Realistically, what we'll probably encounter is ASCII punctuation and maybe emoji. So we can use these ranges. Alternatively, we could use IntlChar::charType or IntlBreakIterator or any other ICU function to check that - I'm pretty sure something in ICU allows to do that without having to make ranges manually.

the Chinese sample used to build the sample distribution happened to have enough hyphens in it that a string of hyphens could still pass the max proportion of max score filter

Maybe instead of using filter on the search string, we should only add it to training sets and then we won't have bad chars in the ngram data? Or will it hurt the accuracy?

Realistically, what we'll probably encounter is ASCII punctuation

I don't know. People do weird stuff. Even something like jkjkjkjkjkjkjk could squeak by all the filters and come up identified as something—but hopefully it wouldn't get any search results. I think the big hole in the safety net was indexing punctuation by SmartCN. I should have paid more attention to that when I was working on Chinese.

Maybe instead of using filter on the search string, we should only add it to training sets and then we won't have bad chars in the ngram data? Or will it hurt the accuracy?

We do have a very small filter on the training data. We skip numbers, whitespace, and parens. Other punctuation is clearly distinctive (¿?, «» or 。, for example), and it's possible that distribution of punctuation is helpful. Shorter sentences means more periods. Some languages might use commas or dashes more often, etc.

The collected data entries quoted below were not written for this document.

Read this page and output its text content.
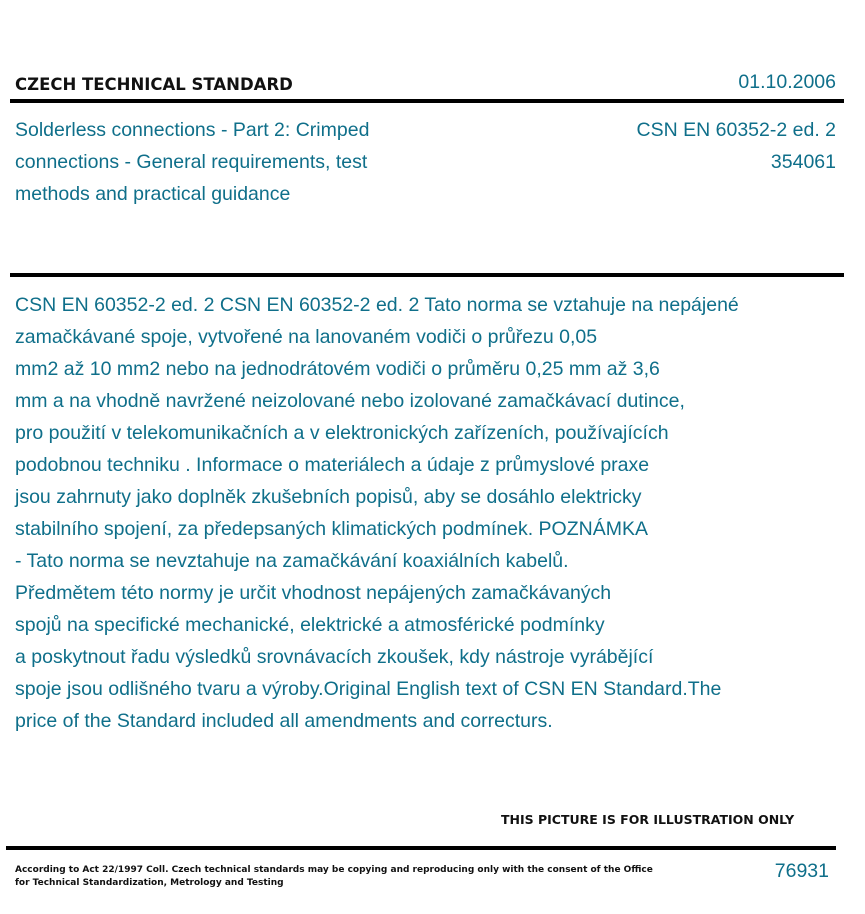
CZECH TECHNICAL STANDARD	01.10.2006
Solderless connections - Part 2: Crimped
connections - General requirements, test
methods and practical guidance
CSN EN 60352-2 ed. 2
354061
CSN EN 60352-2 ed. 2 CSN EN 60352-2 ed. 2 Tato norma se vztahuje na nepájené
zamačkávané spoje, vytvořené na lanovaném vodiči o průřezu 0,05
mm2 až 10 mm2 nebo na jednodrátovém vodiči o průměru 0,25 mm až 3,6
mm a na vhodně navržené neizolované nebo izolované zamačkávací dutince,
pro použití v telekomunikačních a v elektronických zařízeních, používajících
podobnou techniku . Informace o materiálech a údaje z průmyslové praxe
jsou zahrnuty jako doplněk zkušebních popisů, aby se dosáhlo elektricky
stabilního spojení, za předepsaných klimatických podmínek. POZNÁMKA
- Tato norma se nevztahuje na zamačkávání koaxiálních kabelů.
Předmětem této normy je určit vhodnost nepájených zamačkávaných
spojů na specifické mechanické, elektrické a atmosférické podmínky
a poskytnout řadu výsledků srovnávacích zkoušek, kdy nástroje vyrábějící
spoje jsou odlišného tvaru a výroby.Original English text of CSN EN Standard.The
price of the Standard included all amendments and correcturs.
THIS PICTURE IS FOR ILLUSTRATION ONLY
According to Act 22/1997 Coll. Czech technical standards may be copying and reproducing only with the consent of the Office
for Technical Standardization, Metrology and Testing
76931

I still think this is mostly an edge case that doesn't need more work right now.

Bonus thought from when I'm not right about to run to a meeting: we could also test how often these cases come up by doing a survey of queries that get zero responses on the home wiki, get identified as something by TextCat, and then get results on the foreign wiki and then extrapolating back to how often it happens in production.

Thanks for the additional conversation; I've created a new ticket T174116 to take a look again, based on Trey's comment: T172653#3549738.

Closing this out - as it was pushed into production last week. Thanks again, @TJones for all the good stuff written up in this ticket!

EBernhardson changed the visibility from "WMF-NDA (Project)" to "Public (No Login Required)".Jun 1 2018, 5:38 PM

removing wmf-nda, as this is no longer a DOS vector.